Logo após proclamada a república, o baiano José Cerqueira de Aguiar Lima preside o estado por 6 meses.

Durante os fatídicos dias da retomada legalista, após a retirada maragata, durante a revolução federalista, outro filho da terra de ‘Castro Alves’ assume a ardil tarefa de governar o Paraná: Tertuliano Teixeira de Freitas.

Mario Gomes da Silva, baiano que já havia ocupado a pasta da Fazenda, foi nomeado Interventor Federal no Paraná, pelo Pres. Getúlio Vargas, por quatro meses.

Se juntarmos todo este tempo de governo baiano no Paraná, temos quase sete anos e dois meses de poder construtivo.

Impossível deixarmos de relevar, ainda, a incursão do Marechal Rondon contra a coluna Prestes, onde junto aos exércitos do sul, juntou-se o da Bahia.

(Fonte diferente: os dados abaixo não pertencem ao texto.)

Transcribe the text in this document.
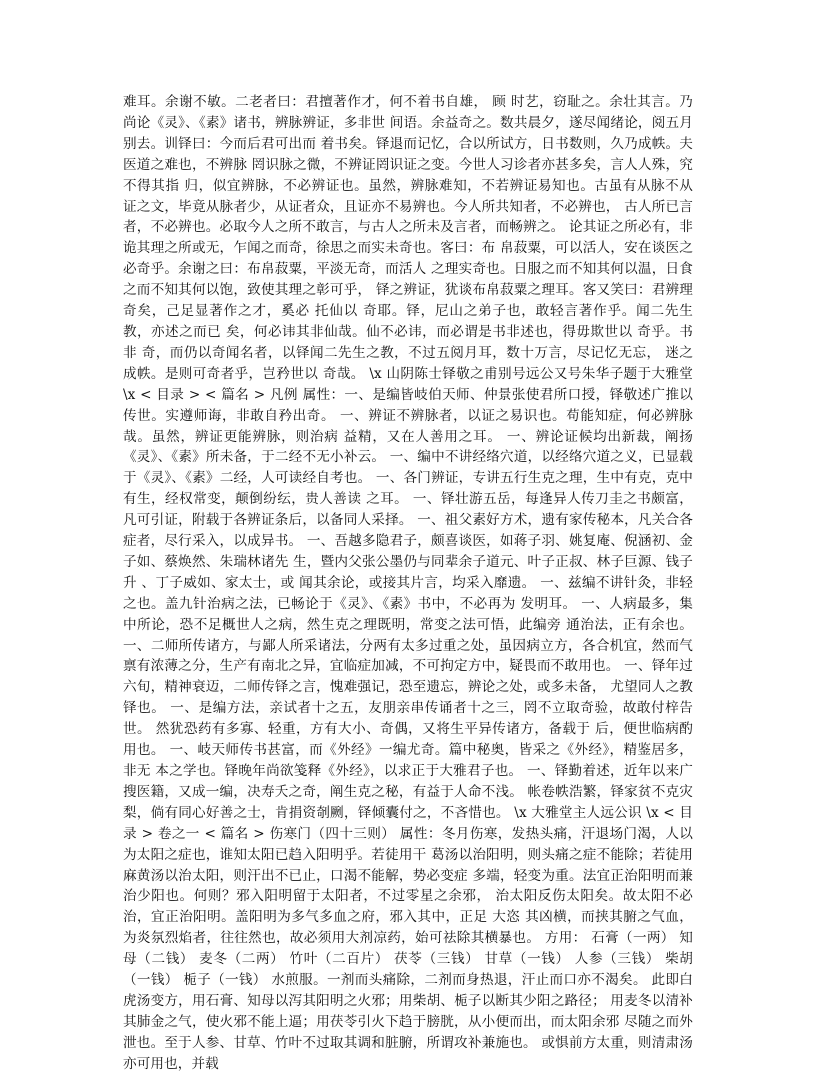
难耳。余谢不敏。二老者曰：君擅著作才，何不着书自雄， 顾 时艺，窃耻之。余壮其言。乃尚论《灵》、《素》诸书，辨脉辨证，多非世 间语。余益奇之。数共晨夕，遂尽闻绪论，阅五月别去。训铎曰：今而后君可出而 着书矣。铎退而记忆，合以所试方，日书数则，久乃成帙。夫医道之难也，不辨脉 罔识脉之微，不辨证罔识证之变。今世人习诊者亦甚多矣，言人人殊，究不得其指 归，似宜辨脉，不必辨证也。虽然，辨脉难知，不若辨证易知也。古虽有从脉不从 证之文，毕竟从脉者少，从证者众，且证亦不易辨也。今人所共知者，不必辨也， 古人所已言者，不必辨也。必取今人之所不敢言，与古人之所未及言者，而畅辨之。 论其证之所必有，非诡其理之所或无，乍闻之而奇，徐思之而实未奇也。客曰：布 帛菽粟，可以活人，安在谈医之必奇乎。余谢之曰：布帛菽粟，平淡无奇，而活人 之理实奇也。日服之而不知其何以温，日食之而不知其何以饱，致使其理之彰可乎， 铎之辨证，犹谈布帛菽粟之理耳。客又笑曰：君辨理奇矣，己足显著作之才，奚必 托仙以 奇耶。铎，尼山之弟子也，敢轻言著作乎。闻二先生教，亦述之而已 矣，何必讳其非仙哉。仙不必讳，而必谓是书非述也，得毋欺世以 奇乎。书非 奇，而仍以奇闻名者，以铎闻二先生之教，不过五阅月耳，数十万言，尽记忆无忘， 迷之成帙。是则可奇者乎，岂矜世以 奇哉。 \x 山阴陈士铎敬之甫别号远公又号朱华子题于大雅堂 \x < 目录 > < 篇名 > 凡例 属性：一、是编皆岐伯天师、仲景张使君所口授，铎敬述广推以传世。实遵师诲，非敢自矜出奇。 一、辨证不辨脉者，以证之易识也。苟能知症，何必辨脉哉。虽然，辨证更能辨脉，则治病 益精，又在人善用之耳。 一、辨论证候均出新裁，阐扬《灵》、《素》所未备，于二经不无小补云。 一、编中不讲经络穴道，以经络穴道之义，已显载于《灵》、《素》二经，人可读经自考也。 一、各门辨证，专讲五行生克之理，生中有克，克中有生，经权常变，颠倒纷纭，贵人善读 之耳。 一、铎壮游五岳，每逢异人传刀圭之书颇富，凡可引证，附载于各辨证条后，以备同人采择。 一、祖父素好方术，遗有家传秘本，凡关合各症者，尽行采入，以成异书。 一、吾越多隐君子，颇喜谈医，如蒋子羽、姚复庵、倪涵初、金子如、蔡焕然、朱瑞林诸先 生，暨内父张公墨仍与同辈余子道元、叶子正叔、林子巨源、钱子升 、丁子威如、家太士，或 闻其余论，或接其片言，均采入靡遗。 一、兹编不讲针灸，非轻之也。盖九针治病之法，已畅论于《灵》、《素》书中，不必再为 发明耳。 一、人病最多，集中所论，恐不足概世人之病，然生克之理既明，常变之法可悟，此编旁 通治法，正有余也。 一、二师所传诸方，与鄙人所采诸法，分两有太多过重之处，虽因病立方，各合机宜，然而气 禀有浓薄之分，生产有南北之异，宜临症加减，不可拘定方中，疑畏而不敢用也。 一、铎年过六旬，精神衰迈，二师传铎之言，愧难强记，恐至遗忘，辨论之处，或多未备， 尤望同人之教铎也。 一、是编方法，亲试者十之五，友朋亲串传诵者十之三，罔不立取奇验，故敢付梓告世。 然犹恐药有多寡、轻重，方有大小、奇偶，又将生平异传诸方，备载于 后，便世临病酌用也。 一、岐天师传书甚富，而《外经》一编尤奇。篇中秘奥，皆采之《外经》，精鉴居多，非无 本之学也。铎晚年尚欲笺释《外经》，以求正于大雅君子也。 一、铎勤着述，近年以来广搜医籍，又成一编，决寿夭之奇，阐生克之秘，有益于人命不浅。 帐卷帙浩繁，铎家贫不克灾梨，倘有同心好善之士，肯捐资剞劂，铎倾囊付之，不吝惜也。 \x 大雅堂主人远公识 \x < 目录 > 卷之一 < 篇名 > 伤寒门（四十三则） 属性：冬月伤寒，发热头痛，汗退场门渴，人以为太阳之症也，谁知太阳已趋入阳明乎。若徒用干 葛汤以治阳明，则头痛之症不能除；若徒用麻黄汤以治太阳，则汗出不已止，口渴不能解，势必变症 多端，轻变为重。法宜正治阳明而兼治少阳也。何则？邪入阳明留于太阳者，不过零星之余邪， 治太阳反伤太阳矣。故太阳不必治，宜正治阳明。盖阳明为多气多血之府，邪入其中，正足 大恣 其凶横，而挟其腑之气血，为炎氛烈焰者，往往然也，故必须用大剂凉药，始可祛除其横暴也。 方用： 石膏（一两） 知母（二钱） 麦冬（二两） 竹叶（二百片） 茯苓（三钱） 甘草（一钱） 人参（三钱） 柴胡（一钱） 栀子（一钱） 水煎服。一剂而头痛除，二剂而身热退，汗止而口亦不渴矣。 此即白虎汤变方，用石膏、知母以泻其阳明之火邪；用柴胡、栀子以断其少阳之路径； 用麦冬以清补其肺金之气，使火邪不能上逼；用茯苓引火下趋于膀胱，从小便而出，而太阳余邪 尽随之而外泄也。至于人参、甘草、竹叶不过取其调和脏腑，所谓攻补兼施也。 或惧前方太重，则清肃汤亦可用也，并载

É nesta azinhaga que o nosso orador da noite, o baiano (ou “curitibaiano”, como se autodenomina) Antony Leahy serve ao Paraná. Nascido a 3 de maio de 1967, é o sexto filho de pai irlandês imigrado ao sul da Bahia e de uma mãe de origem portuguesa.

Cresceu em sua terra natal. Graduou-se em Análise de Sistemas e coordenou os cursos da Escola de Magistratura da Bahia e dirigiu a Fundação Orlando Gomes, anexa à UFBA.

Mas seu amor à Curitiba e ao Paraná tem um curioso fundamento. Seu pai, irlandês, buscando o prazer do frio, anualmente visitava Curitiba no mês de junho, tendo contato com as famílias britânicas aqui residentes: Gomm, Withers, Pugsley, Templan, Lovat, etc.

E é esta a herança que lhe foi legada. Durante a infância, não vinha com seu pai à nossa capital, mas ouvia atentamente os relatos de uma querida terra à moda européia ao sul.

Em 1999, enfim, visita e conhece Curitiba. No ano subsequente sua esposa é aprovada em concurso da Fazenda Nacional e o propõe fixar residência em Curitiba. No mesmo dia em que a proposta fora feita, as malas estavam prontas e uma nova vida havia de começar. Deixou para trás tudo que havia construído na Bahia, com os empenhos de tudo recomeçar aqui no sul.
Neste mesmo ano de 2000, lança um opúsculo com curiosidades sobre Curitiba, e começa a trabalhar no Café Alvorada, dedica-se à CNBB e coordena a Rede Solidária.

A Santa Casa e a PUCPR, sensibilizadas com os esforços de Antony Leahy, cedem duas salas no edifício tijucas para seus trabalhos culturais.

Decide, a partir daí, engajar-se na difícil luta de sobreviver sobre ações de cultura regional.
Em 2007 funda a livraria “Pedra da Gazeta” no edifício Itália e participa do Lapa Mundi. Em 2008 presta seus serviços à Editora Juruá e no ano posterior, cria o Instituto Memória, editora que já promoveu mais de 100 títulos, sendo 80% destes do Paraná e onde também escreveu 8 opúsculos sobre o Paraná e desenvolveu o projeto “Piá Bom de História”.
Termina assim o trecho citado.